` posturing of her hands, as if the monitors were the prize behind Door Number 3.

He didn’t get it. “I’m sorry?”

“Turn on the accelerated infrared footage.”

He did as she said. “It’s on.”

“Take a close look and tell me what you see.”

He saw the same thing he always saw, the stress band from north to south. “Okay…Okay, what am I missing?”

He was afraid she was going to disappoint him with something that had absolutely no relevance.

“You’re sure you won’t be upset? I know the male ego is…”

He looked more closely at the screens. “Steph, if you can offer some fresh perspective…something I’ve been missing….”

“Look closely at the archival screen, Gerry. Tell me what you see. You won’t get mad because a showgirl figured this out, will you?”

“Of course not.”

“Just take a look and see if you can puzzle it out.”

“What am I supposed to see?” he said.

“Isn’t it obvious?”

“On the archival screen?”

“Yes, that screen.”

“I see the same thing I always see.

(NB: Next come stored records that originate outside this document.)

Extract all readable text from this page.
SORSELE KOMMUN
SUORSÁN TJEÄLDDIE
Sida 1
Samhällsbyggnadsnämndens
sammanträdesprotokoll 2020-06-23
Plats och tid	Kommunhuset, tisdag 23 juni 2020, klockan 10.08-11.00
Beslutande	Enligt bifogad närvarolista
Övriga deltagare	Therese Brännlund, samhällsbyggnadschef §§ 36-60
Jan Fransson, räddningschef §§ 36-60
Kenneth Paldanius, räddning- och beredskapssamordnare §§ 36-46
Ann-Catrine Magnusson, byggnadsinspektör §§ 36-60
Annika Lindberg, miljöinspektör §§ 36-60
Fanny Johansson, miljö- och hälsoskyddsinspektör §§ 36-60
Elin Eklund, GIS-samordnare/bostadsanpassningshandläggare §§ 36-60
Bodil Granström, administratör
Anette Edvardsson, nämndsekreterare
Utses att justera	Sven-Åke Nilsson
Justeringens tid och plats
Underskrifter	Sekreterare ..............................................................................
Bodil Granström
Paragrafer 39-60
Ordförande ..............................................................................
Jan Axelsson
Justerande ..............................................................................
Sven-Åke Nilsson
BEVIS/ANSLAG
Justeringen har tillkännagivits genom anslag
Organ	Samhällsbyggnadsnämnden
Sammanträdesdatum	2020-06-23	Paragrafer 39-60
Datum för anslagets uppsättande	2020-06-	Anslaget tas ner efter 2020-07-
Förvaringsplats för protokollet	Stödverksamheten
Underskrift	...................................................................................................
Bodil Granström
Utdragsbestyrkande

The stress band.”

“Speed it up some more,” she said.

He sped the whole thing up, splicing three weeks into a four-minute segment.

“So?” said Stephanie.

He bowed. “Master, I admit my profound ignorance.”

“Gerry, you’re a goddamned ocean scientist.”

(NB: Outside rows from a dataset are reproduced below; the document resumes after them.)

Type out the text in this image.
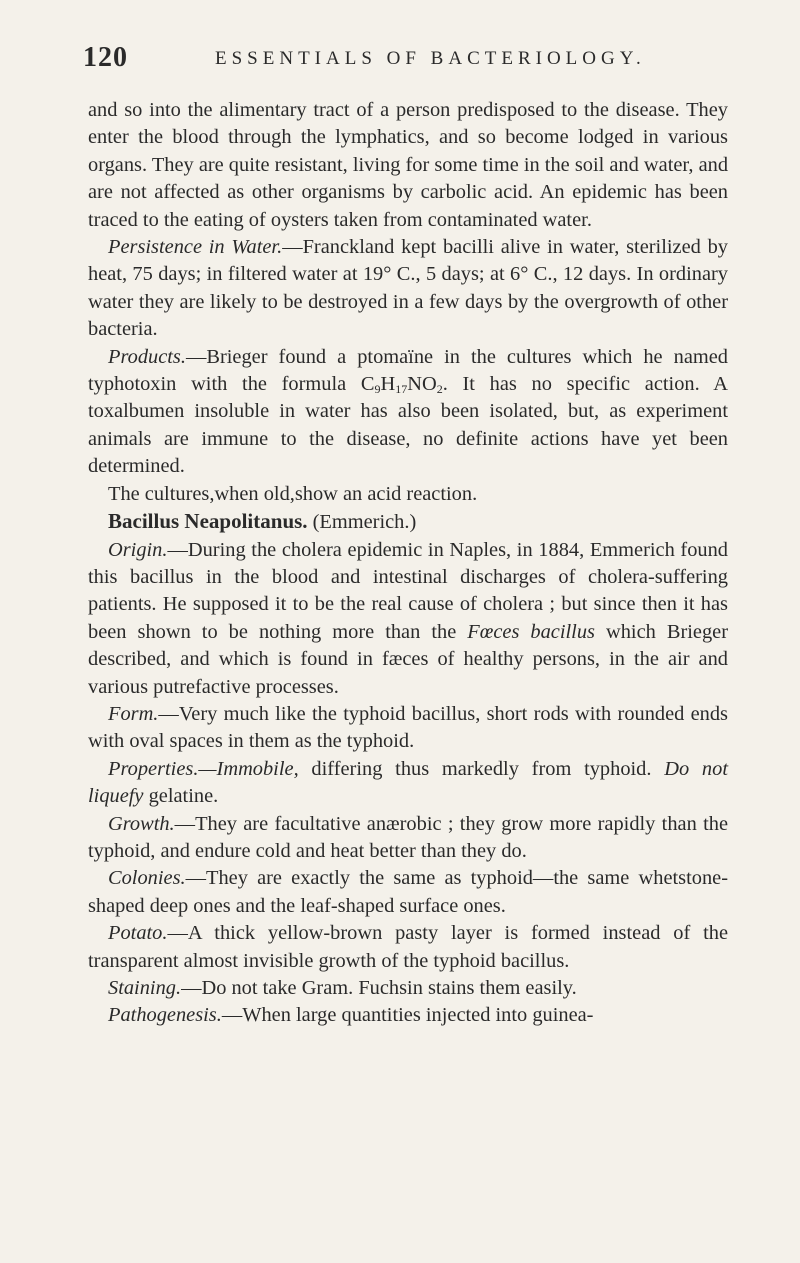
120	ESSENTIALS OF BACTERIOLOGY.

and so into the alimentary tract of a person predisposed to the disease. They enter the blood through the lymphatics, and so become lodged in various organs. They are quite resistant, living for some time in the soil and water, and are not affected as other organisms by carbolic acid. An epidemic has been traced to the eating of oysters taken from contaminated water.

Persistence in Water.—Franckland kept bacilli alive in water, sterilized by heat, 75 days; in filtered water at 19° C., 5 days; at 6° C., 12 days. In ordinary water they are likely to be destroyed in a few days by the overgrowth of other bacteria.

Products.—Brieger found a ptomaïne in the cultures which he named typhotoxin with the formula $C_9H_{17}NO_2$. It has no specific action. A toxalbumen insoluble in water has also been isolated, but, as experiment animals are immune to the disease, no definite actions have yet been determined.

The cultures,when old,show an acid reaction.

Bacillus Neapolitanus. (Emmerich.)

Origin.—During the cholera epidemic in Naples, in 1884, Emmerich found this bacillus in the blood and intestinal discharges of cholera-suffering patients. He supposed it to be the real cause of cholera ; but since then it has been shown to be nothing more than the Fœces bacillus which Brieger described, and which is found in fæces of healthy persons, in the air and various putrefactive processes.

Form.—Very much like the typhoid bacillus, short rods with rounded ends with oval spaces in them as the typhoid.

Properties.—Immobile, differing thus markedly from typhoid. Do not liquefy gelatine.

Growth.—They are facultative anærobic ; they grow more rapidly than the typhoid, and endure cold and heat better than they do.

Colonies.—They are exactly the same as typhoid—the same whetstone-shaped deep ones and the leaf-shaped surface ones.

Potato.—A thick yellow-brown pasty layer is formed instead of the transparent almost invisible growth of the typhoid bacillus.

Staining.—Do not take Gram. Fuchsin stains them easily.

Pathogenesis.—When large quantities injected into guinea-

It was one of those sublime moments of humiliation, when a girl of twenty-two who had no scientific background and just went around feeling her way through life, not analyzing it, could outguess him in the overall pattern of a natural phenomenon. Despite the humiliation, he could have kissed her.

“I see tides.”

“Exactly.”

“It’s gravity.”

“Yes!”

The more he looked at the patterns, the more it became clear to him—he was seeing tides. Tides in the actual phytosphere itself, with the tidal pattern affected by the underlying weather systems, so that the stress band wasn’t a precise thing, but more a ragged line stretching from north to south poles. No wonder he had been confused. Moon tides. And with this realization, the dominoes fell into place—why the flagella behaved one way when they were in orbit around the Earth, and why, when in the lab, with no cohesive center of gravity, they fell apart. Gravity, acting as an anchor, triggered the flagella to cling. Take that gravity away, and the trigger was gone.

“Do you want to have sex now?” said Stephanie. “You’ve kind of got this glow about you. I’m sure your wife would understand.”

“Stephanie, we just had something better than sex. We had a meeting of the minds.”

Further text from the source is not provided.